6. Advanced Patterns¶
- Attach metadata:
keyword_evaluator.with_meta({"version": "1.0"})
adds context that surfaces in result payloads. - Compose evaluators:
Evaluator.highest(...)
andEvaluator.lowest(...)
let you compare multiple evaluators and keep the best/worst outcome. - Adapt inputs:
.contra_map(lambda doc: doc.body)
transforms incoming data before evaluation, perfect for domain models. - Control concurrency:
evaluate(..., concurrent_tasks=2)
balances throughput with provider rate limits when running many checks at once. - Tune thresholds per run: Choose qualitative targets (
"good"
,"excellent"
, etc.) or numeric thresholds when converting results into pass/fail signals for CI.
7. Troubleshooting and Best Practices¶
- Start with generous thresholds to establish a baseline, then tighten as you collect data.
- Log both scores and comments so reviewers understand failures quickly.
- Use scenarios for deterministic evaluations and suites when content generation is part of the test.
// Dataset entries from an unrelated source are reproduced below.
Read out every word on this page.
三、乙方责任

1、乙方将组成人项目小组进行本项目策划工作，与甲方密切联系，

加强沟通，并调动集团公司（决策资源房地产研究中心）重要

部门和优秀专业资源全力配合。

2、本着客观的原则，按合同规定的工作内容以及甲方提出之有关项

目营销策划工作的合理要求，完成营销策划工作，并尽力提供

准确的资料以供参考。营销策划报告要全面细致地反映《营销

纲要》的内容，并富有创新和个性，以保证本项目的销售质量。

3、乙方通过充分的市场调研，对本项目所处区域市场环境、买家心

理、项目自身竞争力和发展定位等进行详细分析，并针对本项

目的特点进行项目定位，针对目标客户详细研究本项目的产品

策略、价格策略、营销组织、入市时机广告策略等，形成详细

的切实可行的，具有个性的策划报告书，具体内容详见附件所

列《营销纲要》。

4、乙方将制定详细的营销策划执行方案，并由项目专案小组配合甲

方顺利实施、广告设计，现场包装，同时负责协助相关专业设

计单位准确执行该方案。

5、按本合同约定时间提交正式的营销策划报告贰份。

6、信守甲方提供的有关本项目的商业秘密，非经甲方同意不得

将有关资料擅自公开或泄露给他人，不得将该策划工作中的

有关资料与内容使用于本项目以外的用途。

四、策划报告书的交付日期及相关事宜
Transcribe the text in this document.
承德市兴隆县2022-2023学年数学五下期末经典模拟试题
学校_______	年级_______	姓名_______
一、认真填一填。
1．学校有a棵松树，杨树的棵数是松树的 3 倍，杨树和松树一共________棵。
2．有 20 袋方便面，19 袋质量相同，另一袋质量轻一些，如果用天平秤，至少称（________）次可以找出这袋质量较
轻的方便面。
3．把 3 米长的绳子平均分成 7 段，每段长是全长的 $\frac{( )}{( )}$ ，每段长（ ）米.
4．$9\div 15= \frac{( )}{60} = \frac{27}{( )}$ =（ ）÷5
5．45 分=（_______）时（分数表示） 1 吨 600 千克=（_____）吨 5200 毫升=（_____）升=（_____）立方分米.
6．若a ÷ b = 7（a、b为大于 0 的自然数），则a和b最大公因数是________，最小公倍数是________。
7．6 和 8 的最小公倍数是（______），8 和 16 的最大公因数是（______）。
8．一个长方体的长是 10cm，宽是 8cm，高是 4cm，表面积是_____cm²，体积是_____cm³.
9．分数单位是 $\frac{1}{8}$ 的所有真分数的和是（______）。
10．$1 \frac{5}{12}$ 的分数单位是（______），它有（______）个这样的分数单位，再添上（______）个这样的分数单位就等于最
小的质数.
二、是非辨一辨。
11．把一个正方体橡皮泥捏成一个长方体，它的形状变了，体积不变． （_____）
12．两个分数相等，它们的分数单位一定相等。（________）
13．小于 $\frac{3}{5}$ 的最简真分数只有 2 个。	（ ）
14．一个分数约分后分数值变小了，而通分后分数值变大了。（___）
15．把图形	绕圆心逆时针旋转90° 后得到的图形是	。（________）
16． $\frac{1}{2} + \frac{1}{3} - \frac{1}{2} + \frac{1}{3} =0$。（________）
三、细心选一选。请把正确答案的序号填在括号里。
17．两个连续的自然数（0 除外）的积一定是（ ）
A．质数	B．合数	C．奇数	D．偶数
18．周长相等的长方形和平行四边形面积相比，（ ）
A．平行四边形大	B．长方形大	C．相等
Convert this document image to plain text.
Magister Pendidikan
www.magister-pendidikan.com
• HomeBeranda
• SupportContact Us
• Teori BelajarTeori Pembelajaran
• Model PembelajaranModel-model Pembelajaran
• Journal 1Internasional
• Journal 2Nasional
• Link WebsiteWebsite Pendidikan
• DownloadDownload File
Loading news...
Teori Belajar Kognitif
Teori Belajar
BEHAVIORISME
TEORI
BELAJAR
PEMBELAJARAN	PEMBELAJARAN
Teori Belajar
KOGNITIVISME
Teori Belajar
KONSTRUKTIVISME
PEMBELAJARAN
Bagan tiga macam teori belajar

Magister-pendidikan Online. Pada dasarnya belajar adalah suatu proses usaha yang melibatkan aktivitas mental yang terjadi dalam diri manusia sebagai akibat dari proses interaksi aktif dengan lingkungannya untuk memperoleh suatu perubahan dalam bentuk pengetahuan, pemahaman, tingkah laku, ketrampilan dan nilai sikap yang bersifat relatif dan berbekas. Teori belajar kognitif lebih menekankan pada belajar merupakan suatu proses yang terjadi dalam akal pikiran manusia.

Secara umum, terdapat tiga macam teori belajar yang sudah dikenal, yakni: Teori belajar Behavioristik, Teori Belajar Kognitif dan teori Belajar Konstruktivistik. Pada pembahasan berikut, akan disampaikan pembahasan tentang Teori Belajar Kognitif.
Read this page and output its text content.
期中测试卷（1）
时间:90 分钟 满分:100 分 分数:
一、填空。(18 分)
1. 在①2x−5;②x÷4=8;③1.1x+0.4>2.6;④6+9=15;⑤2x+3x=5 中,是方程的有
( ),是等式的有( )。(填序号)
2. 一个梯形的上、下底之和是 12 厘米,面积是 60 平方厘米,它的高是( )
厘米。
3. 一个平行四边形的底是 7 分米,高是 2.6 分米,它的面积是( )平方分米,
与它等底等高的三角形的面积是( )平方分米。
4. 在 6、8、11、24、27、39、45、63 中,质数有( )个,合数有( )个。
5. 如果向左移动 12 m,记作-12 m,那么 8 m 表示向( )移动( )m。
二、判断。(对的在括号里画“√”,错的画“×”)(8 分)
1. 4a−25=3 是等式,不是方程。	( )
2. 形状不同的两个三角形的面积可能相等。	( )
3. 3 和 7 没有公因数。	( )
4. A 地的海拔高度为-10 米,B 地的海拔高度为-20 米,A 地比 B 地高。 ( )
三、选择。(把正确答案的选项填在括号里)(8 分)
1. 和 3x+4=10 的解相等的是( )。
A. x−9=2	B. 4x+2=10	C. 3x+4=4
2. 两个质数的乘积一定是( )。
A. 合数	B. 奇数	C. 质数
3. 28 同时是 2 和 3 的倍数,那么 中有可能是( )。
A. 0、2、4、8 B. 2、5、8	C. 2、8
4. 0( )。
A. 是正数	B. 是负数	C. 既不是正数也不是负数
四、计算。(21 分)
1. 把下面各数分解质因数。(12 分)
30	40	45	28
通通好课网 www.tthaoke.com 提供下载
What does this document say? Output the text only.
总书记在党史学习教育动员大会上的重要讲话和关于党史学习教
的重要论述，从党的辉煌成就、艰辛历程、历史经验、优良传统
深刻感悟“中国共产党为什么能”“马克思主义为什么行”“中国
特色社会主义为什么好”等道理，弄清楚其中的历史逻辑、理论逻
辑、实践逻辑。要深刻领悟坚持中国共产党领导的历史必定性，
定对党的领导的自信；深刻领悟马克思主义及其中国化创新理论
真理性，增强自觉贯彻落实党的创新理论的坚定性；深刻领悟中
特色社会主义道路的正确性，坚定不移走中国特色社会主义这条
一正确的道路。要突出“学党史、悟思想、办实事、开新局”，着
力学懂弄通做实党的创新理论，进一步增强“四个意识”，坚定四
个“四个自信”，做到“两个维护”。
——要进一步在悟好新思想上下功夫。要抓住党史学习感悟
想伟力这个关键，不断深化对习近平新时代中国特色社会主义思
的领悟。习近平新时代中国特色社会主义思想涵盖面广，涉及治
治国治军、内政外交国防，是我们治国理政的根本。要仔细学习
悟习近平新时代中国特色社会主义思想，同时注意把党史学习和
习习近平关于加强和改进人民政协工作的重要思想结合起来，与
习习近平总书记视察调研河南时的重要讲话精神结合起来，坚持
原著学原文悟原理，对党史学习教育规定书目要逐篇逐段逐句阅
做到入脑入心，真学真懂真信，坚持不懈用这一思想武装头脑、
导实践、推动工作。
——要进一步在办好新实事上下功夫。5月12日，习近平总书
- Mock provider calls in unit tests; evaluation functions themselves remain pure async callables.
- Keep evaluators small and single-purpose. Compose rather than creating monoliths.
Next Steps¶
- Dive into the full API reference in
docs/reference/evaluation.md
(or runmake docs-server
to explore locally). - Explore domain-specific evaluators under
draive/evaluators/
for inspiration. - Extend scenarios with custom analytics by post-processing
EvaluatorResult.performance
across runs.
With these building blocks you can turn qualitative reviews into automated guardrails that keep your agents and workflows on target.